It’s ironic that Filipino healthcare workers, whose profession is synonymous with wellness, face a frail future even in prosperous Japan where doors were flung open in 2008 under the Japan-Philippines Economic Partnership Agreement (Jpepa) that took effect that year.
Aside from allowing the free flow of goods, services and capital between the two countries by eliminating or reducing tariffs on 95 percent of industrial and agricultural products, Jpepa facilitates the entry of Filipino labor into Japan, especially healthcare workers. But fully qualified nurses and caregivers exported there find that before they can enjoy a permanent post with wages sufficient to support families at home, they would have to take a stringent national licensure exam—in Japanese. It has proven to be the deal-breaker, or dream-crusher, for thousands of Filipino applicants. Despite the preparatory language training, very few make it. “[The applicants] said it was like studying [the course] all over again, but this time in Japanese,” Labor Secretary Rosalinda Baldoz was once quoted in an interview.
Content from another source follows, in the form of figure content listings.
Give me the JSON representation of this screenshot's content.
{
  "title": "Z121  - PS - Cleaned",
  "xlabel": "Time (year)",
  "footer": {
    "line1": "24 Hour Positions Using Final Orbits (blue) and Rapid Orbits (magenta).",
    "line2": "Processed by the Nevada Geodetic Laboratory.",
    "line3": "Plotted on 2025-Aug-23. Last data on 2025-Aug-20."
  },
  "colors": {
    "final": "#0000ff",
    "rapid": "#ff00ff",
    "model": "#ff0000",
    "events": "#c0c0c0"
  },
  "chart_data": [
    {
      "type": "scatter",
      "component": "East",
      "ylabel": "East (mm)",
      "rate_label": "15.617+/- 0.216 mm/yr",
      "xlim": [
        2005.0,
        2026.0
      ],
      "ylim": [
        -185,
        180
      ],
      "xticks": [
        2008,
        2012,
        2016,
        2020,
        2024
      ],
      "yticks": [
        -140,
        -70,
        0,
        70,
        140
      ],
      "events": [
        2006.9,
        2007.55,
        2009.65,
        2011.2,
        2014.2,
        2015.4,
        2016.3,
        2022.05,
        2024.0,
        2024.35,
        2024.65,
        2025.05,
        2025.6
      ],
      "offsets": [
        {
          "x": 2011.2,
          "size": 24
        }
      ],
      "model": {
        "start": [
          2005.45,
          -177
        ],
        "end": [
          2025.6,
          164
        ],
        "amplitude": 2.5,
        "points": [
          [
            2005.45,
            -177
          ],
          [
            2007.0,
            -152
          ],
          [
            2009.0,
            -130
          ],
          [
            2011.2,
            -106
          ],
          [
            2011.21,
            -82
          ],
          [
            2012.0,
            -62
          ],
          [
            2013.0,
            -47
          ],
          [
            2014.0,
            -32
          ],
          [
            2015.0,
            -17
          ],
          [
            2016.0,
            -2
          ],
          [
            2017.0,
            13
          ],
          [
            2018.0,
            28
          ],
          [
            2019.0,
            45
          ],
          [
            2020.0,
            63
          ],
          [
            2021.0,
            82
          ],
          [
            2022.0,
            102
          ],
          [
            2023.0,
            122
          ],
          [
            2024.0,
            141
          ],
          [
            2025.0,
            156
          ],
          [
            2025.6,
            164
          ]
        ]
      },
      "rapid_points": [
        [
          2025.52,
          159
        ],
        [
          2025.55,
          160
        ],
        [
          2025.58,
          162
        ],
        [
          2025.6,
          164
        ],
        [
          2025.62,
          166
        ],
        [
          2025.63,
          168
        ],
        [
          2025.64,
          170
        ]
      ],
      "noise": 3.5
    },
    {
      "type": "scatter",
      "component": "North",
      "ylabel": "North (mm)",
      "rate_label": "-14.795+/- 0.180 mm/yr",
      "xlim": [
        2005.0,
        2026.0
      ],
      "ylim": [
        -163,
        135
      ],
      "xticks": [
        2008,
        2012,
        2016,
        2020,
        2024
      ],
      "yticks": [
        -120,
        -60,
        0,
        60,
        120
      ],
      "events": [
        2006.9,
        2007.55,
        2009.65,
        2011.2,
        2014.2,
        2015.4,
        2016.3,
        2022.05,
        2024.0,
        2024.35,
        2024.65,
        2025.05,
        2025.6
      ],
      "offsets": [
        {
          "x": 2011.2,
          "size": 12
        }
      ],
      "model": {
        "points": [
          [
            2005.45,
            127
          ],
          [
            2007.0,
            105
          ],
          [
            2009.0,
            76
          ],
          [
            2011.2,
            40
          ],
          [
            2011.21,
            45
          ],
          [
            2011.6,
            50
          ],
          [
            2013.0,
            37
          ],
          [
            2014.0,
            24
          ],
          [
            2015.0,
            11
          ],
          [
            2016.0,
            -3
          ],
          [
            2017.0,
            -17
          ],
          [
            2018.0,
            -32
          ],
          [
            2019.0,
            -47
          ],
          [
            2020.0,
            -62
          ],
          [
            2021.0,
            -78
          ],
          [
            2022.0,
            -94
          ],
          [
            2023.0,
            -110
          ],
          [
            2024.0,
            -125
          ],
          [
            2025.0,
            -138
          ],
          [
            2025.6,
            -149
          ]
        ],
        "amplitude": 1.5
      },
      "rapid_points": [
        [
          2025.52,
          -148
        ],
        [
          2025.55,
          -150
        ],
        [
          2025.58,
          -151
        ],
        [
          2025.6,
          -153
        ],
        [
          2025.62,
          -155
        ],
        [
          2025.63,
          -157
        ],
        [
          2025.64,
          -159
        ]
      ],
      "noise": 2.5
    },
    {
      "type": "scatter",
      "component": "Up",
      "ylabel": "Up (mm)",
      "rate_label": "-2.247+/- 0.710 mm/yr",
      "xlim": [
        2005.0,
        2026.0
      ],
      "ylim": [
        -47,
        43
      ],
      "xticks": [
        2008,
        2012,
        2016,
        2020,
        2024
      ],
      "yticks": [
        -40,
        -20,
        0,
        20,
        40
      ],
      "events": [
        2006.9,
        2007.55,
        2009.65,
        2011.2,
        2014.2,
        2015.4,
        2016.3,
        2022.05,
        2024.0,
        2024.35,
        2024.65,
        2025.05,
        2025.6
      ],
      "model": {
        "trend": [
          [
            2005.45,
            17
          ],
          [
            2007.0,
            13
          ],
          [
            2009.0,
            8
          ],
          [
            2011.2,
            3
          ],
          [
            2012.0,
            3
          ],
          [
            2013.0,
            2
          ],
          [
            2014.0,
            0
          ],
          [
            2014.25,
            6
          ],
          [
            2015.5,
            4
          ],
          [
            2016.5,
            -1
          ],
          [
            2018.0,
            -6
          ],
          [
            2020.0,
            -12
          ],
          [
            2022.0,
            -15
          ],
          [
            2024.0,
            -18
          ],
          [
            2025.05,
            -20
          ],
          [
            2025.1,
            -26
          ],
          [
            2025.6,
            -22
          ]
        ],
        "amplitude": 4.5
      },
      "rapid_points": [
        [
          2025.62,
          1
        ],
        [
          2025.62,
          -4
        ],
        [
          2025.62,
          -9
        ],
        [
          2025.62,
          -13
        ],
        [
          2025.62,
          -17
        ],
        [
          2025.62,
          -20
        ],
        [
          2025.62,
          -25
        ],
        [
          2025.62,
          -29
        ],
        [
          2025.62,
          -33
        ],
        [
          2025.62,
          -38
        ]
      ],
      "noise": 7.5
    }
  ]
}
Since 2008, 438 Filipinos have been allowed into Japan as candidate nurses or caregivers. Under Jpepa, 1,000 Filipino nurses and caregivers are to be sent to Japan to help care for its graying population. They are given three years to study for the licensure exam while working as “trainees” in hospitals and other medical facilities. Those who fail the exam are sent back to the Philippines.
In a recent move and under certain conditions Japan has extended for a year the stay of those who didn’t make it, to allow them to retake the exam. It has also allowed the use of English translations for technical terms to make the exam easier, an official Japanese source said.
Still, according to a recent report by the Inquirer’s Leila Salaverria on Filipino nurses and caregivers in Japan, this year only 9.6 percent of the candidates passed, Joyce Paulino among them. Hard work and discipline helped the 34-year-old caregiver juggle work and language studies and learn enough Japanese to pass the challenging exam. Like other passers, Paulino now has the option to stay for an unlimited period in Japan to practice her profession and earn what is easily a fortune by Philippine standards. Caregivers in that country receive P64,000 to P95,000 a month, depending on where they work; nurses earn from P66,000 to P113,000 a month.
As in the case of millions of other overseas Filipino workers, Paulino’s earnings at a facility in Tokyo provide for the needs and household expenses of parents, siblings and assorted kin in the Philippines. No wonder the Land of the Rising Sun remains among the top 10 destination countries of OFWs, with 220,882 Filipinos in Japan, per figures released by the Commission on Filipinos Overseas.
But most Filipino caregivers in Japan can only aspire to be like Paulino. The deputy director of the Foreign Workers’ Affairs Division of the Employment Security Bureau, Yuko Ogino, says a key element in deciding whether to accept a candidate remains his/her proficiency in the Japanese language.
On top of the formidable language and cultural barriers, critics say Jpepa is unfair to Filipino workers in that they have to work first as trainees in Japan despite their training and experience in the Philippines. Critics also say the agreement does not commit Japan to follow international core labor standards and protection of migrant health workers’ rights.
That Japan is to start accepting nurses and caregivers from Vietnam starting in 2014 does not make it easier for Filipinos to object to unfair Jpepa provisions. In fact, Vietnam and Japan have reportedly agreed to put in place more stringent language requirements for candidate nurses and caregivers, putting Filipinos less adept in Japanese at a further disadvantage. One can only expect a leaner passing rate among the candidates.
It is clearly a far-from-ideal situation. On one hand, we need those jobs for the tens of thousands of Filipino nurses and caregivers who enter the workforce each year. The lack of jobs and decent wages continues to push them abroad where they often have to downgrade their skills to scrounge for a paycheck enough to support kin at home. On the other hand, we have to settle for crumbs, grudgingly given.
Until this country can generate enough jobs to make its people stay where they are needed, it’s a tough choice to make. And that, in any language, simply sucks.